Sponsorship is one of the strongest predictors of promotions and salaries—roughly equivalent to the number of hours someone works—according to a study that examined the careers of tens of thousands of employees and dozens of predictors of job success. For promotion prospects, sponsorship matters more than someone’s gender, personality, education, and experience.

The same was true for career satisfaction. Career success is as much a game of getting a sponsor as it is one of performing well.

Unlike mentors, sponsors are difficult (if not impossible) to assign. Given the nature of the relationship, sponsorship has to be earned.

Unlike mentors, sponsors are difficult (if not impossible) to assign. Given the nature of the relationship, sponsorship has to be earned. When asked what it took to build relationships with three great sponsors, Sian McIntyre, the managing director of advocacy and customer experience at Barclays, put it succinctly: “I’ve delivered.”

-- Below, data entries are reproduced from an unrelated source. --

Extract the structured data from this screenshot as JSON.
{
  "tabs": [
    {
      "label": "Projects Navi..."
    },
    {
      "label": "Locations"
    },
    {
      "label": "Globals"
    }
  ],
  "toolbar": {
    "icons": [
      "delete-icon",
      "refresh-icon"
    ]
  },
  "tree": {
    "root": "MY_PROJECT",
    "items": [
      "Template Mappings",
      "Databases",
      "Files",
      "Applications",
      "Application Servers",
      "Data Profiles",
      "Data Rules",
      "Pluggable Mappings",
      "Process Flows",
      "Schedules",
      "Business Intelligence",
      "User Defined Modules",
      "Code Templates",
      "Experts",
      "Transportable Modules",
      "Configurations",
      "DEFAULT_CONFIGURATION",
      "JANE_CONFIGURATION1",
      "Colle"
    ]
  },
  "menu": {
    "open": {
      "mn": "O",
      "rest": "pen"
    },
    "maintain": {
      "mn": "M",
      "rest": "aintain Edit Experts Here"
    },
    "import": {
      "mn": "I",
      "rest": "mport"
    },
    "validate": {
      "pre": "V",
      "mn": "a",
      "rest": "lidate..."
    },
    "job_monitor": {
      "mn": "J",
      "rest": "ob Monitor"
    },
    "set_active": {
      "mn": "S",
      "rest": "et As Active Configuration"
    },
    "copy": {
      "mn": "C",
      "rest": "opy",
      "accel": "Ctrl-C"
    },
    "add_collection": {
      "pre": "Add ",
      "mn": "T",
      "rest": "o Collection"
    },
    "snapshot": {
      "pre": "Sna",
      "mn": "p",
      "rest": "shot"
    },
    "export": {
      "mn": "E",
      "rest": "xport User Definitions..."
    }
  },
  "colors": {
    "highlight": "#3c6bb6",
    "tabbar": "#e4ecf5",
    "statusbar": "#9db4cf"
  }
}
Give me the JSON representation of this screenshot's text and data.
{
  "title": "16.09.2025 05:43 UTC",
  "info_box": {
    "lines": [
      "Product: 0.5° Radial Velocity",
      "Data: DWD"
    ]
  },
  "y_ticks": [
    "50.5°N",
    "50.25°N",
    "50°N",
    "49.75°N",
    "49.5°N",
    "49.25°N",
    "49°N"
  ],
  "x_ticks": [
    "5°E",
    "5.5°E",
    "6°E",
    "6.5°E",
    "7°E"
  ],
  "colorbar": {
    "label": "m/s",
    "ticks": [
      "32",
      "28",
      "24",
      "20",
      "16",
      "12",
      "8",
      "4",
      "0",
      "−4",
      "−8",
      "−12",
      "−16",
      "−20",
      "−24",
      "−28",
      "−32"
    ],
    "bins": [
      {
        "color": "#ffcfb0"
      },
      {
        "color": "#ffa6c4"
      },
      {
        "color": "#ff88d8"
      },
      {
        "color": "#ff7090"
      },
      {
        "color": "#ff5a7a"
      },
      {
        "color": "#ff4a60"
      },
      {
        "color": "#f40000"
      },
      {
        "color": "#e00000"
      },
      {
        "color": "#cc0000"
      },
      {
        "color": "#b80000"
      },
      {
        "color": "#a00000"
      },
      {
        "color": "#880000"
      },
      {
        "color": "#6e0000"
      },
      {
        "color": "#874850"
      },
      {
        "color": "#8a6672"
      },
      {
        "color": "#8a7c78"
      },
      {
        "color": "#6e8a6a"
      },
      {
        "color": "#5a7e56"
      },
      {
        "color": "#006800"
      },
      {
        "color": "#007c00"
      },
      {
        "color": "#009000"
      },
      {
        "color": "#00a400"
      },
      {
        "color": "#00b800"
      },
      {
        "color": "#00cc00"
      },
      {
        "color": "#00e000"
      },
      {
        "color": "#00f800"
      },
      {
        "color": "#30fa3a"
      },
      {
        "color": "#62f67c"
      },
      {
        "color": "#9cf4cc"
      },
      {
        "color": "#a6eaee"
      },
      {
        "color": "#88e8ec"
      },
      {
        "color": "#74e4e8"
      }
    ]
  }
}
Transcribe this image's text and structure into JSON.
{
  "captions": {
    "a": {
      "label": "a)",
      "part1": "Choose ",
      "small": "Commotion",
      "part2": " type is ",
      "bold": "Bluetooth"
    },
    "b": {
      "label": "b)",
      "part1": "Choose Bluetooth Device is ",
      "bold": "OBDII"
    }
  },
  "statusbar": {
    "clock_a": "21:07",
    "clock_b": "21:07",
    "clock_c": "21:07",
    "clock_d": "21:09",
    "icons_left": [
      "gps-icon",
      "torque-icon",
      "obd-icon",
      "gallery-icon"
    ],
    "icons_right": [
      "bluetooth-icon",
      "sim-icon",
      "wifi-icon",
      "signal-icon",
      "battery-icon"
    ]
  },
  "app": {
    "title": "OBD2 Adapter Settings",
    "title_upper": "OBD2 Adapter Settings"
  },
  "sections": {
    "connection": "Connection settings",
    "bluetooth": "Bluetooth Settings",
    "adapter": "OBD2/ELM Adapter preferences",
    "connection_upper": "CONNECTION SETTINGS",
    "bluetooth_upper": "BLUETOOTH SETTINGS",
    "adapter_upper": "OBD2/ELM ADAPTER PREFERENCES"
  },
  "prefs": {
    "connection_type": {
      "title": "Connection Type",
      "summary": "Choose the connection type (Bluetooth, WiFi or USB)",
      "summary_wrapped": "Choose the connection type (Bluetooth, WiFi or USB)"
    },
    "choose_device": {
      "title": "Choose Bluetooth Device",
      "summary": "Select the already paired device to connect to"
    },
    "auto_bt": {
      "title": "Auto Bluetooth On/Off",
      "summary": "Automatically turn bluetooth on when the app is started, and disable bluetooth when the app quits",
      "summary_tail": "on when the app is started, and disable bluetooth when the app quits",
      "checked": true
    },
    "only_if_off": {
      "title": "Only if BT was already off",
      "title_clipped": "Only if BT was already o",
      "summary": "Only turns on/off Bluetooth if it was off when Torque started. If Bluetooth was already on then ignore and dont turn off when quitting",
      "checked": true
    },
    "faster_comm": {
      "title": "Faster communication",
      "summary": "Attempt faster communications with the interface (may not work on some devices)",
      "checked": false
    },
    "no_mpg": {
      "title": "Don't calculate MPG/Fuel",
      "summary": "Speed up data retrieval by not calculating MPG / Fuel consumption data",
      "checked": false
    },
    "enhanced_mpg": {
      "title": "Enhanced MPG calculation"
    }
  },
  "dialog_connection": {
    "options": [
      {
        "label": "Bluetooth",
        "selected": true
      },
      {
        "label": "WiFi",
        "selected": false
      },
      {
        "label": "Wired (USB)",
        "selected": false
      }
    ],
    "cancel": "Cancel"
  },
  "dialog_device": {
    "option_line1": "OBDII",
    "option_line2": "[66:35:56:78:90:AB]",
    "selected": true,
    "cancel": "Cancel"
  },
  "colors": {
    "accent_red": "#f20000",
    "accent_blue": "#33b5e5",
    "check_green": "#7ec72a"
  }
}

Stretch assignments in which you have the opportunity to showcase your skills can be helpful if you are looking for a sponsor. Other options are volunteering to take on roles and tasks that give you exposure to people you might not otherwise come across—organizing panels, writing special reports, or participating in programs to onboard new employees. However, performance and loyalty may not be enough to earn sponsorship, according to Hewlett. You need to be able to differentiate yourself from peers.

We need sponsors at work and we often need mentors in life. Work isn’t all there is to life, and in life—just as at work—we often need help to get by and realize our full human potential.